Good Morning Sparkers,
Food planned and tracked - Done
Jodi Stolove's 45 min. Aerobic 'Chair Dancing through the Decades' - Done
5 sets of 10 bicep curls and 5 sets of 10 dumbbell rows with 1lb weight - Done
Soup of the day: Leftover Curried Veggie. Here is a link to the recipe.
For My Biggest Loser Challenge round 23 team (BLC-23), today we are doing our Last Chance Workout Challenge before tomorrow's weigh-in. To make it fun they have created a long list of activities where you earn yellow bricks which goes with our Wizard of Oz theme. One of the activities to earn bricks (which translate to points) is to write a blog reviewing the prior week and planning for the upcoming week.
I ran into two stumbling blocks this past week. I washed my Fitbit in the laundry which was super irritating but the new, easy to see lime green fitbit I ordered should arrive today.
Additionally, Sunday October 13th, I pulled a back muscle or something while exercising and I've been coping with extra back pain for the past 8 days. It's getting better but I've spent some time this past week thinking about my limits and my motivation and the challenges I'm involved in.

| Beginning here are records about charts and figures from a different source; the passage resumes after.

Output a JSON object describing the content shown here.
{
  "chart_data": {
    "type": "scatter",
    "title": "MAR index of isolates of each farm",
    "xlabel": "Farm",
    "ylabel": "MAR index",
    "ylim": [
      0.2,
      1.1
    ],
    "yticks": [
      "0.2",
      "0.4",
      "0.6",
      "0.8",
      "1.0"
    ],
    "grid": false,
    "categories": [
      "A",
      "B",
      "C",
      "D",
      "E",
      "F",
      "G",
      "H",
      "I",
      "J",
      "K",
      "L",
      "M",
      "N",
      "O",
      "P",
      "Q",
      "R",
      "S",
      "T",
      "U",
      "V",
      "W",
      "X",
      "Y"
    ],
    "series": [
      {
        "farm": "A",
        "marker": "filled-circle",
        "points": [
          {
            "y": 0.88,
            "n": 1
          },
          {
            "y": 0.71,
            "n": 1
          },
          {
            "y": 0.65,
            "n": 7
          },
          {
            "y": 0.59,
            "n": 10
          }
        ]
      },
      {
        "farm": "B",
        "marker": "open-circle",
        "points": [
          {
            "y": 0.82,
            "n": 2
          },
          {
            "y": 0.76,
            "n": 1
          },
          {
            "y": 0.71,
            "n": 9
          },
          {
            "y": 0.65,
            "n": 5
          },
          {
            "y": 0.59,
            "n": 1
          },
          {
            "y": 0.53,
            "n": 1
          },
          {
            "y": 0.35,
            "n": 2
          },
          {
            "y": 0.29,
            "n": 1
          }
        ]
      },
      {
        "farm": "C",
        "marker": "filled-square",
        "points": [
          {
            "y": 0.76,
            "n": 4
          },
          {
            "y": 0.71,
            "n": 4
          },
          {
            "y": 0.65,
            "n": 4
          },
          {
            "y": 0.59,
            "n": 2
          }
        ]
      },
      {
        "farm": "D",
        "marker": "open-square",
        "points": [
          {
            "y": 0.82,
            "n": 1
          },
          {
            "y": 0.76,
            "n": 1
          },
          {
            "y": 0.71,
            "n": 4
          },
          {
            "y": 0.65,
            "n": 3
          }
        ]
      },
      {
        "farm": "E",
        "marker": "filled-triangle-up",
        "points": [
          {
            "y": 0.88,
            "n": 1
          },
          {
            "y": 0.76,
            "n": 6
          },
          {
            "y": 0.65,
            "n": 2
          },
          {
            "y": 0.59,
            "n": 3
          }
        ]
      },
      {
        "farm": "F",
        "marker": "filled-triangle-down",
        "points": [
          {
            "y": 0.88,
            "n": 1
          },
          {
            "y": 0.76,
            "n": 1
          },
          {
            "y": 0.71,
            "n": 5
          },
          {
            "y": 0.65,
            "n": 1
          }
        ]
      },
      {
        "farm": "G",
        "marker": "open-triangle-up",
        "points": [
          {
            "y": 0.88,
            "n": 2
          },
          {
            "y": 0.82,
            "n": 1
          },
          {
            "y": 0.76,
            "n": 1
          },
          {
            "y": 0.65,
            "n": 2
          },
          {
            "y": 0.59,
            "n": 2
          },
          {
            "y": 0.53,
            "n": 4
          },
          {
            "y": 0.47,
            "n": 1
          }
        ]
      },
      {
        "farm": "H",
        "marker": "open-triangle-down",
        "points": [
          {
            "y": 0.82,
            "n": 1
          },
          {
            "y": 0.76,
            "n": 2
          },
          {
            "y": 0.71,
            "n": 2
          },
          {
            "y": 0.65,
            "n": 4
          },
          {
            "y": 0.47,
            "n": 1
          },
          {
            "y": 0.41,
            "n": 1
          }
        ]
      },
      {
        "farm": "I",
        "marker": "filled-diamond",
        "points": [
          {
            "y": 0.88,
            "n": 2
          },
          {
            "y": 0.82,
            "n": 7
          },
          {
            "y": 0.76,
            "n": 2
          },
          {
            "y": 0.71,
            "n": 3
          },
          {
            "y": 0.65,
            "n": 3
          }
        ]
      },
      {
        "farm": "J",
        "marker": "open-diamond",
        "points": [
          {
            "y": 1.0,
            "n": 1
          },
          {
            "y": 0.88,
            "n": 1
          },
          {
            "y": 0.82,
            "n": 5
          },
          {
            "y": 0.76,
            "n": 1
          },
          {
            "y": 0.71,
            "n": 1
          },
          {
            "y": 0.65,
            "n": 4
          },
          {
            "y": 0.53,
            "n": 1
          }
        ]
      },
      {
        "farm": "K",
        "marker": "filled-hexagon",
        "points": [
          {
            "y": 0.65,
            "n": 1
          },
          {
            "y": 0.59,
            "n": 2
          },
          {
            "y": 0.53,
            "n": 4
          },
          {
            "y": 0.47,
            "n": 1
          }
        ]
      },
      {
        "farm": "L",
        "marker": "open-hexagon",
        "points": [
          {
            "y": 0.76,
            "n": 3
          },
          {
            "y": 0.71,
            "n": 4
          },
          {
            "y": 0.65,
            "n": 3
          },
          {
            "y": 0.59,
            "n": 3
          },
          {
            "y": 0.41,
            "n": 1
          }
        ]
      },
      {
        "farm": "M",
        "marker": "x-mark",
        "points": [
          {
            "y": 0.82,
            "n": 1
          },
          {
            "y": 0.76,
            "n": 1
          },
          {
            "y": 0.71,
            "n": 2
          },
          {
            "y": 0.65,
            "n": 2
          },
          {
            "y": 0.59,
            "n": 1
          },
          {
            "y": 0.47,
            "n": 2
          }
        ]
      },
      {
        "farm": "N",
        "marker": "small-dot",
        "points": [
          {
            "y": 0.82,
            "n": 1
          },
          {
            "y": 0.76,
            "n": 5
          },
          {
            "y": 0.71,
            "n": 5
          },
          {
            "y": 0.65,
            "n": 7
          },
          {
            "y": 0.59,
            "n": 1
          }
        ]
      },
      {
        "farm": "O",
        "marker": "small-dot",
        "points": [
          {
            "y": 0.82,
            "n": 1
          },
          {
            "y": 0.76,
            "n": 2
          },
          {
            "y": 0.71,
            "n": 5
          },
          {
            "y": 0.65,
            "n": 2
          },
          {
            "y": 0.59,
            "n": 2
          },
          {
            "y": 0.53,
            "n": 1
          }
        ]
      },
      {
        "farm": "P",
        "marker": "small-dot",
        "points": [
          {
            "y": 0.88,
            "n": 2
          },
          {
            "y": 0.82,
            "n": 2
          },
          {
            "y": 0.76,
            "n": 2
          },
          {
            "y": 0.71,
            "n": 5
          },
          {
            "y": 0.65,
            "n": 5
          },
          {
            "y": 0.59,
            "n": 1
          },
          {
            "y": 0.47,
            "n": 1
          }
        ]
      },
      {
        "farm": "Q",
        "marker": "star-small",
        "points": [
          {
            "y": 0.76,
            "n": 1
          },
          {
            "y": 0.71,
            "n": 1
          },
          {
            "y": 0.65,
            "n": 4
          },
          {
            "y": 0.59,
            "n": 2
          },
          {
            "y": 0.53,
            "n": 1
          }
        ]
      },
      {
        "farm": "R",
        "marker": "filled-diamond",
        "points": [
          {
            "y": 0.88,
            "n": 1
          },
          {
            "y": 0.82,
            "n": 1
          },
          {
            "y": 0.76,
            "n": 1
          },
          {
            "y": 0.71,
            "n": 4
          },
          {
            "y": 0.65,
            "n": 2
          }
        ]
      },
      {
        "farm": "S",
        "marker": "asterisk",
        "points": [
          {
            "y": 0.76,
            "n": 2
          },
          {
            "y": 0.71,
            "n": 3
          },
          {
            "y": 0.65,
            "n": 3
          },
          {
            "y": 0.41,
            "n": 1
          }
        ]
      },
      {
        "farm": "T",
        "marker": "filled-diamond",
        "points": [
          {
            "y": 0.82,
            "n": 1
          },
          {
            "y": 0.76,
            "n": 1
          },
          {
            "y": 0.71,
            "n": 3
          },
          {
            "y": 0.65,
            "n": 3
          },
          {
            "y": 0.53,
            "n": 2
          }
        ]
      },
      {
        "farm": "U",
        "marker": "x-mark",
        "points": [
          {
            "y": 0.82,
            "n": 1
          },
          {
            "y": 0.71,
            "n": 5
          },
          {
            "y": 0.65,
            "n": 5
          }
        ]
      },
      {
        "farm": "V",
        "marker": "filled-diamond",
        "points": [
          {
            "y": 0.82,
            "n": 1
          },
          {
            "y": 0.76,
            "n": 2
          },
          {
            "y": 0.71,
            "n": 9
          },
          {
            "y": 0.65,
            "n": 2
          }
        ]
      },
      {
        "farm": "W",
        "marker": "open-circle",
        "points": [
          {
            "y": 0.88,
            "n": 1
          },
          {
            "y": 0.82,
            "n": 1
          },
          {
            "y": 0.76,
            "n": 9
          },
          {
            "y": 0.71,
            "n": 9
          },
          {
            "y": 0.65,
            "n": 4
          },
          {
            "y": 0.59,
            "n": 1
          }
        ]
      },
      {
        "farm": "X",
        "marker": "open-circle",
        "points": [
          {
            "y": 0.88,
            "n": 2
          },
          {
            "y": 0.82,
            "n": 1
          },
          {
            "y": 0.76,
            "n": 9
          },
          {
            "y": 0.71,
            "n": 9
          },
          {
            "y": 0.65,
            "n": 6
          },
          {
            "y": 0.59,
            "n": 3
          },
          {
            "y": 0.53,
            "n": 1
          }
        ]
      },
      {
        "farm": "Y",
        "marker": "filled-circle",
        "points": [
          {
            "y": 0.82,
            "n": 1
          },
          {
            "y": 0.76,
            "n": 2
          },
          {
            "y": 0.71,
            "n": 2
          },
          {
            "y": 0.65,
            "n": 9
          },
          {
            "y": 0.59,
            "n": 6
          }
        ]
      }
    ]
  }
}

For 90 days this summer I did the Sparkpeople 11 minute cardio workout and that was a major accomplishment for me. In September I stepped it up adding in additional exercise and then switching to a longer seated cardio. But when the BLC-23 started I found myself wanting to push it even more.
Because I'm competitive.
Which can be good and helpful within reason. But I've been so inactive for so long I've kind of lost touch with my ability to judge what is reasonable for me. So while I'm learning that I think the advice for me to follow is to take it slow and gradual and when in doubt, error on the side of caution. I'm barely functional as it is and I can't afford to reduce my mobility at all.
So, for example, in this weekend's challenge which ran from Friday to Monday, we could earn 50 points for every 30 minutes of cardio, max 120 minutes or 200 points. I really want to get all of the points but I'm not there yet. And then today, with our LCW, we get a brick (points) for every 20 minutes of cardio - unlimited and for every 100 reps of a strength training move - unlimited. For me personally, doing a small amount when the possible points are unlimited is less problematic then doing a portion of the maximum possible point.
Anyway, back to slow and gradual improvement. I think through the end of the year I'm going to stick to my Jodi Stolove's 45 min. Aerobic Chair Dancing DVD which seems to be a good match for my current level of fitness and to that I may also add in a small amount of strength and toning exercise for points.
So looking forward for the next week, I'm also going to try doing some laps around the garage. I came up with the idea this weekend but I put it off in part because of the back pain and in part because I didn't have a step tracker and what's the point of taking a step if it won't count on the tracker, right?
Just kidding. My overall goal is to become more functional in the world and based on the challenges so far I don't anticipate earning points for my garage laps but I do hope it will help me build some confidence so I can start walking outside by springtime. So sometime this week I'm going to give the garage laps a try.
Food: I stuck to my low fat vegan food plan this past week and I was below the calorie range recommended by sparkpeople. I should be down a couple of pounds when I weigh-in tomorrow. But I did eat more than planned. I had extra helpings of brown rice, added in a few bowls of cereal with rice milk, and I had half an avocado with my soft tacos the other night. Avocados are allowed on the low fat vegan McDougall plan but not recommended for rapid weight loss. I want to keep pushing myself to keep those calories on the low side.
For this next week, no avocados and I'm also going to try taking a supplement called Garcinia Cambogia that was recommended by Dr. Oz as an appetite suppressant. I'll let you know how it works for me.
For my BLC-23 team's question of the day we were asked to think about that next big fitness goal you are reaching for.
I'm ahead of schedule on my weight loss goals.
500 lbs 7/28/2013
475 lbs by 9/27/2013
450 lbs by 12/6/2013
425 lbs by 2/14/2014
400 lbs by 5/11/2014
300 lbs by 3/1/2015
200 lbs by 12/6/2015
Goal weight of 175 by February 14, 2016
I hope to drop below 450 before Nov. 1st. As far as fitness goals, I feel it's a little premature. When I get down under 350 lbs I'll be adding some walking and step goals. When I get under 300 lbs I might join a local fitness center. A lot of gym equipment is only rated to 300 or 350 lbs user capacity.
What steps do I plan to take to get there? More of the same which includes BLC. The friendly competition and spreadsheets are really motivating for me.
One last thing about the BLC. They challenged us yesterday to put up a seasonal decoration in our homes or on our Sparkpage. I started out planning to do one small thing on my Sparkpage and got a little carried away. So if you are wondering why I'm all creep city this week, you can blame them for sending me down that disturbing road.